Günümüzde iklimleme. Günümüzde iklimleme, daha çok, ana sorunun yazları yapıların serin tutulması olduğu büro, mağaza, süpermarket, lokanta ve eğlence yerlerinde kullanılmaktadır. Söz konusu yapılarda, lambaların verdiği ısı, insanlar ve büyük pencerelerden giren güneş nedeniyle, rahatsız edici bir sıcaklık oluşur.

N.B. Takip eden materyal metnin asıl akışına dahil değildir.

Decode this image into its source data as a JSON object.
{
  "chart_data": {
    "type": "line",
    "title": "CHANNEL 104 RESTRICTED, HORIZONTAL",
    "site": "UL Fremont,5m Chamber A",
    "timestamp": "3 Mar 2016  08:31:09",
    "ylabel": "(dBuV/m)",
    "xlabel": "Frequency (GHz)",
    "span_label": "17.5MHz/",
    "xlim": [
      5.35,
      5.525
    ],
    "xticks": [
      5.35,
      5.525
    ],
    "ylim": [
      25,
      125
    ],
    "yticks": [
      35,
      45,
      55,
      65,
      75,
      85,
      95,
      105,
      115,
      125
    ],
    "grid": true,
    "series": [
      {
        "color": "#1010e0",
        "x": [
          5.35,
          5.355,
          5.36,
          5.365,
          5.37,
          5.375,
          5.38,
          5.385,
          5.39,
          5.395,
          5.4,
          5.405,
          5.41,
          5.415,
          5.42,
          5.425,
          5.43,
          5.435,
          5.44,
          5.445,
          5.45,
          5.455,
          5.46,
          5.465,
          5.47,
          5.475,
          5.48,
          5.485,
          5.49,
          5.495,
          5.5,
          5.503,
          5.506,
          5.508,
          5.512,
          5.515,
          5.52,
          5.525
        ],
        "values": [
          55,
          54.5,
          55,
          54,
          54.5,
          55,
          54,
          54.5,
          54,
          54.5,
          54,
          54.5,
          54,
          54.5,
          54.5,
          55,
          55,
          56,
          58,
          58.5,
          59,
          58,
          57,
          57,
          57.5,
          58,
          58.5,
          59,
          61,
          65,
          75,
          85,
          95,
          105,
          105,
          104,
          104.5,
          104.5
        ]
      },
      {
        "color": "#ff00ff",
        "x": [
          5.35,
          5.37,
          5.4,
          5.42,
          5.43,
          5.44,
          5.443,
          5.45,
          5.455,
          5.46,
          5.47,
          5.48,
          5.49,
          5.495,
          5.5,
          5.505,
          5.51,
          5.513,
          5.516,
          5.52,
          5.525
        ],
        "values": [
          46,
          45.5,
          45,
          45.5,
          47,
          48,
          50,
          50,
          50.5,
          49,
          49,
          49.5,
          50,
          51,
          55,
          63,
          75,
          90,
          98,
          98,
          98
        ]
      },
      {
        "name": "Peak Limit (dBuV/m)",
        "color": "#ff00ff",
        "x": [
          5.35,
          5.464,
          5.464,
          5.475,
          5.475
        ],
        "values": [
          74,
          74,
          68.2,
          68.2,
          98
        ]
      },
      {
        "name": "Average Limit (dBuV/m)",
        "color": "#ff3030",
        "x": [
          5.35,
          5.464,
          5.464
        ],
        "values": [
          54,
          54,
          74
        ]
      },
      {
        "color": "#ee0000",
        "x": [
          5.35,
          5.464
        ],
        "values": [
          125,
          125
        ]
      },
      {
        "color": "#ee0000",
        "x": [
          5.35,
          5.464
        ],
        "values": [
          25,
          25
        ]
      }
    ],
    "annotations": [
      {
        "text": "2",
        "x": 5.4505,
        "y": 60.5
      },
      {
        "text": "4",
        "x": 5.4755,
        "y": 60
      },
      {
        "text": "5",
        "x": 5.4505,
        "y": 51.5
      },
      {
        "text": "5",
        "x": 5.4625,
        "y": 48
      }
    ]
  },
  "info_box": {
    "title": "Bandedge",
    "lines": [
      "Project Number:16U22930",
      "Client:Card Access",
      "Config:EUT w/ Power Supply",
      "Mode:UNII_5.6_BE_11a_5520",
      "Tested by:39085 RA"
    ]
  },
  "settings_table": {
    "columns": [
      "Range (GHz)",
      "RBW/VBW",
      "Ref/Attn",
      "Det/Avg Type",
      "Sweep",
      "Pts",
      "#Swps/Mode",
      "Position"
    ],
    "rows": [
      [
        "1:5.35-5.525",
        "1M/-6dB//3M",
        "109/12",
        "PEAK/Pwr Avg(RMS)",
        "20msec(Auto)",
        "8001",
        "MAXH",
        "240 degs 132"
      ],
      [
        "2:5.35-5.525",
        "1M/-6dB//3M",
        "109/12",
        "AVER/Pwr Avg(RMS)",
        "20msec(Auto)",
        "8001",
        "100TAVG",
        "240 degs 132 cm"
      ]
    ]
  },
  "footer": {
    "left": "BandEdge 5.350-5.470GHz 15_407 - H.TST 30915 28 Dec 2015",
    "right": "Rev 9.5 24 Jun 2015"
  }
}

Oldukça serin olan bazı ülkelerde, yazın pencerelerden giren güneş ışığı, dışarda 16 °C olan sıcaklığı, içerde 32 °C'a çıkarabilmektedir.
Yapay aydınlatmanın yarattığı ısı, bazı binaların kışın gereksindiği ısıyı sağlayacak düzeydedir. Bu nedenle, bu tür binaların planı, özel olarak bu işleve uygun biçimde yapılır; Lambaların oluşturduğu sıcak hava toplanarak iklimleme sistemine verilir.
İklimleme, ameliyathanelerde de büyük önem taşır. Ameliyathanelerdeki havanın, mikroptan ve tozdan arındırılması gerekir. Sanayi alanındaysa iklimleme, üretim sürecinin ya da ürünün gerektirdiği ortamı yaratmak bakımından önemlidir. Sözgelimi, transistor üretiminin yapıldığı yerlerde hava, doğada olabileceğinden çok daha temizdir.
İklimleme dalında, gelecekte, üstü kapalı kentlerde ısıtma ve soğutma yapmak ve yer altında uygun yaşam koşulları oluşturmak gibi tasarımlar üstünde çalışılmaktadır.